In 9 days, El Salvador will officially become the first country in the world to adopt bitcoin as legal tender. Even though it is only a tiny country with a small gross domestic product (GDP), the first step is always the hardest to be taken, and a domino effect might bring more prominent players to the game in the years to come. After hyperbitcoinization, this will have been, in hindsight, the turning point.

As a blog post perfectly puts it, "a domino effect is a beautiful representation of Social, Economical, and Geopolitical events that happen one after another." El Salvador is the first domino, and many more are likely to come. Once seen only as a far-fetched reality, having a country recognize bitcoin for what it is, a currency, is closer than ever. And it might turn out to be the small push others needed.

It all started in January 2021, when bitcoin started becoming the standard on the coast of El Salvador. Local nonprofit Bitcoin Beach created a circular bitcoin economy for two coastal villages where a banking alternative didn't exist. The nonprofit organization started gaining traction through donations of a local, anonymous philanthropic bitcoin whale and established a parallel economy using BTC to solve real problems.

Access to traditional financial services is limited in El Salvador as over 70% of the population doesn't have a bank account. That reality drove Jack Mallers, founder of Lightning Network payments app Strike, to launch the then U.S.-only app in the Central American country in March.

"Launching in El Salvador as our first non-U.S. market was a strategic move," Mallers said. "No other fintech company can launch and operate in a market like this. This is only possible because Strike is built on Bitcoin, the world's first open monetary network. Our success in El Salvador is replicable to billions of people that don't have access to developed financial services."

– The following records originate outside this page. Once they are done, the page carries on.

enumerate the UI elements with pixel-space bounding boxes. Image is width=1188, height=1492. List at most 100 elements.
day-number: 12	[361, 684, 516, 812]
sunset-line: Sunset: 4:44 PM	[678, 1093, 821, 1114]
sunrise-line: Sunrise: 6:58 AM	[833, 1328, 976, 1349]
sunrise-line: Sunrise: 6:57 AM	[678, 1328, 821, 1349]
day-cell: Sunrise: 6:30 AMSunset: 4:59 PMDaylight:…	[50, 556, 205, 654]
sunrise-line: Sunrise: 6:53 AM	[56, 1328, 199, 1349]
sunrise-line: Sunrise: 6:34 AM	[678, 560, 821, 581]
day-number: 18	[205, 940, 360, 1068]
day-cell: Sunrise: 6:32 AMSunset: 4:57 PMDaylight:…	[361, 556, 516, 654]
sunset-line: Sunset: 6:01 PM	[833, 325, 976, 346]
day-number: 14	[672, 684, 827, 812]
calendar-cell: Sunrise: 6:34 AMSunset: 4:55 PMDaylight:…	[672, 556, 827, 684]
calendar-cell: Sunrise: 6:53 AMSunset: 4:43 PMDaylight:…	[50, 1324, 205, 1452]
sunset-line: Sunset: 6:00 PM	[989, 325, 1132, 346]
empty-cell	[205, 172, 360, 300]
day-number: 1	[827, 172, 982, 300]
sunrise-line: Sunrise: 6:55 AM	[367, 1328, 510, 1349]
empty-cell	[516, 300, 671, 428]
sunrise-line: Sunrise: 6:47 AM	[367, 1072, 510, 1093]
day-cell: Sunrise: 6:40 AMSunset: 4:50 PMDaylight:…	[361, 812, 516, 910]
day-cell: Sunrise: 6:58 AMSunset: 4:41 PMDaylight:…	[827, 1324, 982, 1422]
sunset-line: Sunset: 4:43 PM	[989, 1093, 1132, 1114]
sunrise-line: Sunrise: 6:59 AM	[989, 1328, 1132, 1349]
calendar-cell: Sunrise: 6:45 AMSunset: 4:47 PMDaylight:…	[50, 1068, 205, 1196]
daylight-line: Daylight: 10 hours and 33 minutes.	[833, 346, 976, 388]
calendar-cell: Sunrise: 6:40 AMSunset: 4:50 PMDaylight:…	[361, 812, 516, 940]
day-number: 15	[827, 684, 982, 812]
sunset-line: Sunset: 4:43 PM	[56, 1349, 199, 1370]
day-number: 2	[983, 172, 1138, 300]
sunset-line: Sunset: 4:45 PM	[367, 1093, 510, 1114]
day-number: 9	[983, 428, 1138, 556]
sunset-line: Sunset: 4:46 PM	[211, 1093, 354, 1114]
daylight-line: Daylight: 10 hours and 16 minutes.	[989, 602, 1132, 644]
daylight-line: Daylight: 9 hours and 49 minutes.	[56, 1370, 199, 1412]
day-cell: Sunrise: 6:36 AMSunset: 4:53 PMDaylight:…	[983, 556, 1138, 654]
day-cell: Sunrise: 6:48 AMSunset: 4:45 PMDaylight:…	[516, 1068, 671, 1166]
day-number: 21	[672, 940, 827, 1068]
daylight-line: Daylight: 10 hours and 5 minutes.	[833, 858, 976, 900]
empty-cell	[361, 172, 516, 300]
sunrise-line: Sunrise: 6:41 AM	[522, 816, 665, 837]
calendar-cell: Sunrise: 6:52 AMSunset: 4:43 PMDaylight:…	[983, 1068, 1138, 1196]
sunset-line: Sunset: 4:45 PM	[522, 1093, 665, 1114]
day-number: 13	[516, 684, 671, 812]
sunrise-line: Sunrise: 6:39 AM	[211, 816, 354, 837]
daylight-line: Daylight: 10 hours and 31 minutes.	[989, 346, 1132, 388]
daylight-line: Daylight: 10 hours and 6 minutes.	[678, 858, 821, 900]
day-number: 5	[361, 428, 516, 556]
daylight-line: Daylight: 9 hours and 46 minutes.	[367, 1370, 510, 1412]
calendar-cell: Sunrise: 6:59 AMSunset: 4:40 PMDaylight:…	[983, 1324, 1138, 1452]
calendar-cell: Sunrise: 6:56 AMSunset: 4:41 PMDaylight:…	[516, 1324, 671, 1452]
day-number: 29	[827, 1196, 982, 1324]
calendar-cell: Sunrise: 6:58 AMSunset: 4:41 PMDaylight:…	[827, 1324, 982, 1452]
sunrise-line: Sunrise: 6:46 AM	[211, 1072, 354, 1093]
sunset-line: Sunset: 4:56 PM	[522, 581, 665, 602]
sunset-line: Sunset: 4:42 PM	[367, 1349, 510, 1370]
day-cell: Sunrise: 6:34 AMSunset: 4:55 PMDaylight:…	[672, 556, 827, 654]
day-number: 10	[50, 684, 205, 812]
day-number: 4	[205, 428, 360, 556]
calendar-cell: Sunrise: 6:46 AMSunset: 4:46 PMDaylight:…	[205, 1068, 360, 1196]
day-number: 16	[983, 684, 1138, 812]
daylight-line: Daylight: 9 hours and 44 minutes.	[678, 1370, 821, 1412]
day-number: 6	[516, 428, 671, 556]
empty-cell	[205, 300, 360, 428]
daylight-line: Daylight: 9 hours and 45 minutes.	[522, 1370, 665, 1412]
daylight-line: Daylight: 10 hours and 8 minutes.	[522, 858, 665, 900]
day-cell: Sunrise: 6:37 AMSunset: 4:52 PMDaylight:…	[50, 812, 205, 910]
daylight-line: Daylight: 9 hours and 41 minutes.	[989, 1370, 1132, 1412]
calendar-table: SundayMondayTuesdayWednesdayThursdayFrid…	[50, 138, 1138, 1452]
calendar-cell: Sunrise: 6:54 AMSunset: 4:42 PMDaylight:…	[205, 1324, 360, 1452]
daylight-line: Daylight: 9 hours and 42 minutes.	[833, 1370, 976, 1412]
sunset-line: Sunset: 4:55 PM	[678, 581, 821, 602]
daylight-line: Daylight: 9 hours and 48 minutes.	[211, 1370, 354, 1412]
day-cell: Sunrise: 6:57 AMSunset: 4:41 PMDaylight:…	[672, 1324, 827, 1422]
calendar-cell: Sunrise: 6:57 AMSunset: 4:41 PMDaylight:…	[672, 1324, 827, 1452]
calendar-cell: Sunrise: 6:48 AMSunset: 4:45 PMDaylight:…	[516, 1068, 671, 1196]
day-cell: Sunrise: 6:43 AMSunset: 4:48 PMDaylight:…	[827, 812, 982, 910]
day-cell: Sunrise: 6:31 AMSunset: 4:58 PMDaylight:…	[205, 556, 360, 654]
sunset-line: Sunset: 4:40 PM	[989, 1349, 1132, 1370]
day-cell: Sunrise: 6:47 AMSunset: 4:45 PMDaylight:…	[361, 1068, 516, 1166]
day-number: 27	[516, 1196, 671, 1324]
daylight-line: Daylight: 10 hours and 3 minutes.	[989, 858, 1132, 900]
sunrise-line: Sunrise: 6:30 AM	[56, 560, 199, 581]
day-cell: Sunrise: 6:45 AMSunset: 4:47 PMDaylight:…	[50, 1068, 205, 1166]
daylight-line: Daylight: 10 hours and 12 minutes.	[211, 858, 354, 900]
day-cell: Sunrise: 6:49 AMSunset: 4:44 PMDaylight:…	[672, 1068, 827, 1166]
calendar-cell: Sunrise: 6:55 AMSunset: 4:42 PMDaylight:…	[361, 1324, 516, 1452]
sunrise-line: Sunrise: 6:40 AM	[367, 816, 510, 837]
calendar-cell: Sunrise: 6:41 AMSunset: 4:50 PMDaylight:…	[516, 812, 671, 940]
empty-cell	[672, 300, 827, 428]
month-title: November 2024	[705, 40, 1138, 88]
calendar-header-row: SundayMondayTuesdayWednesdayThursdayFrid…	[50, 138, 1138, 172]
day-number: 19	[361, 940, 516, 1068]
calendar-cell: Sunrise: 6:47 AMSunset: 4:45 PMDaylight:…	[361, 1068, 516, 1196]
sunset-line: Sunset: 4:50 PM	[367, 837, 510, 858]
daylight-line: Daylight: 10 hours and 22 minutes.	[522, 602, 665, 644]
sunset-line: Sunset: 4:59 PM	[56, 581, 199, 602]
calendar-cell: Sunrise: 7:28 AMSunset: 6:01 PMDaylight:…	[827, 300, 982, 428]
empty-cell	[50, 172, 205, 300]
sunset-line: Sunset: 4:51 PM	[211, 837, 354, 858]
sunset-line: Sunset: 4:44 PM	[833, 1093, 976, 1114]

By April, bitcoin was already helping El Salvador fund their national surfing team and map out a training facility, while the Men's and Women's Salvadoran surf teams were signing their first-ever paid contracts – funded by Bitcoin Beach. But what started as a move to help strengthen the Bitcoin Beach program quickly gained traction. Mallers said on an episode of the "What Bitcoin Did" podcast that the President of El Salvador, Nayib Bukele, indirectly invited him to a meeting, which led to Bukele sending a bill to congress in June to make bitcoin a legal tender. The law was approved only a few days later.

The new law will take effect on September 7, officially making bitcoin legal tender in El Salvador. Despite allowing its citizens to live under a bitcoin standard, the regulation can bring about many benefits – both nationally and abroad.

The Bank of America (BofA) said cross-border remittance inflows, which account for a substantial 24% of El Salvador's GDP, could benefit from utilizing bitcoin. The peer-to-peer electronic cash "could potentially reduce transaction costs compared to traditional remittances channels," BofA said. The recipients could receive a more significant portion of inflows, "increasing their disposable income and reducing the proportion of remittances lost to financial intermediaries."

Furthermore, with a clear regulatory framework for bitcoin, El Salvador gets uniquely positioned to attract bitcoin companies from around the world. Small steps in that direction are already turning Wyoming and Miami into Bitcoin hubs, so complete Bitcoin clarity will be a distinctive edge for El Salvador. Miners, especially, might find the Central American country a compelling place to set up business because El Salvador is also home to abundant, cheap, clean energy. The country's volcanoes give BTC miners a unique opportunity – and Bukele has already invited them to take advantage of that.

Another potential upside for El Salvador in adopting bitcoin as a currency relates to tourism. Having adopted a stateless currency, the country will attract global citizens to visit or even live there. The combination of beautiful beaches and friendly regulations and taxes might be enough to bring many Bitcoiners to the small land, further developing and nourishing the local economy.

On a global scale, however, El Salvador is also taking meaningful steps. The small country might be the first piece to fall in a more significant, worldwide domino effect of countries rushing to adopt bitcoin and add it to their reserves. After hyperbitcoinization, we will likely look back at September 7, 2021, as the day that triggered the most significant set of changes the world had ever seen – gradually, then suddenly.